Ha llegado el momento de que la Gobernadora Birkhead se siente en el banquillo de los acusados. Y con su declaración llegan una serie de revelaciones que tendrán trágicas consecuencias.

Coder Credit

El episodio de esta semana nos ha recordado lo grande que es How to get away with murder, al ser capaz de transformar algo tan aparente simple como es el cuento de Blancanieves, en el epicentro de una serie de asombrosas revelaciones.

De entrada el inicio del episodio ya apuntaba maneras con Annalise exponiendo en qué iba a consistir el examen final de sus estudiantes: defender a Blancanieves, quien había sido acusada de conspiración de asesinato contra la Reina.

Este curioso caso, una manera más en la que Annalise Keating demostraba lo peculiar que era, ha servido para que sus principales alumnos expusieran diferentes estrategias de defensa, y en la que cada uno tiraba por lo que más conocía: sus propios miedos y temores. Y de este modo hemos sido testigos de un interesante ejercicio de humildad por parte de Connor, Asher y Michaela.

Pero entonces ha llegado la segunda lectura del cuento de Blancanieves, ya que ese examen final también reflejaba la acusación formal hacia la Gobernadora Birkead. Así, desde el mismo instante en que Annalise proponía ese peculiar caso, con cada respuesta que salía de boca de sus alumnos conocíamos las diferentes estrategias de Nate y sus abogadas frente a la Gobernadora. Y todo ese tiempo dábamos por hecho que la Gobernadora era Blancanieves. Esto es, una mujer de reputación intachable pero, al parecer, capaz de que otras personas (los enanitos) cometieran un crimen abominable en su nombre.

Y eso es precisamente lo que hemos visto en el estrado.
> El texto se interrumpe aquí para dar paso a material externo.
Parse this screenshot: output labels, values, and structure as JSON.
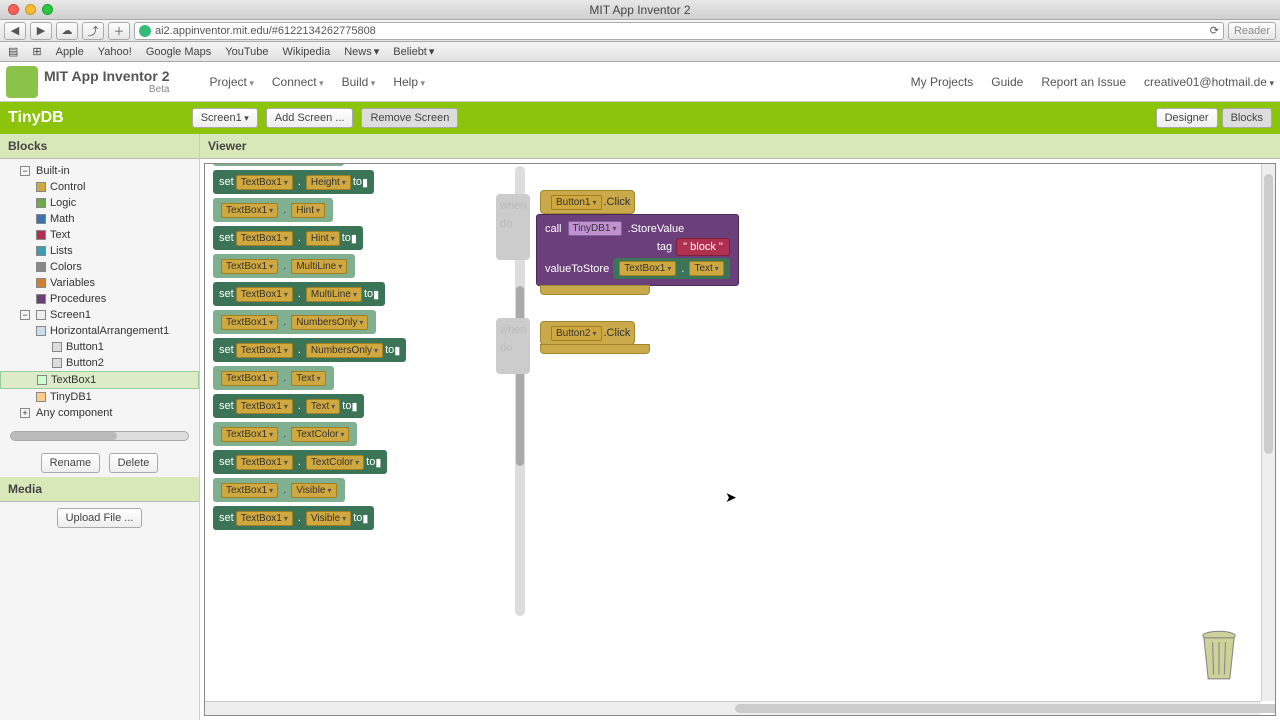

Pero con la peculiaridad de que Birkhead no era como la Blancanieves del cuento, una mujer que necesitaba de un príncipe para salvarse, pues ella era muy capaz de defenderse a sí misma. Y eso es justo lo que ha hecho devolviendo con una facilidad asombrosa todas las bolas curvas que le lanzaban los abogados de Nate. No solo eso, ya que también ha conseguido que dentro del equipo de Nate se produjeran grandes cambios, al ser primero Bonnie su abogada y después Tegan; eso sí, después de asegurarse de que su exmujer estaba en la otra punta del país y lejos de las garras de Birkhead y sus esbirros.

Porque lo que está claro es que a la Gobernadora no le importa a cuánta gente haya que implicar (o incluso matar) para salir indemne. Que si hace declarar a la madre de Ron para que Bonnie se hunda y deje el caso, que si luego le corta los frenos a su coche para deshacerse de ella… Todo vale.

Y, además, mientras todo esto ocurría por fin ha pasado lo que tanto tiempo llevábamos esperando. Algo que en realidad se veía venir desde el momento en que las dos únicas personas que no sabían la verdad, que Ron no mató a Nate Lahey Senior, trataban de buscar la verdad. Y encima contratando para ello a una abogada que no sabe que fueron ellos los que mataron a Ron Miller, aunque lo cierto es que tengo mis dudas al respecto. Y es que la cara que les ha puesto Tegan cuando ha mencionado la muerte de Miller ha sido más que sospechosa. Y en fin, no dejamos de estar hablando de una mujer sumamente inteligente que también tiene guardados sus propios esqueletos en el armario, por lo que ya ha tratado con mentirosos y con asesinos.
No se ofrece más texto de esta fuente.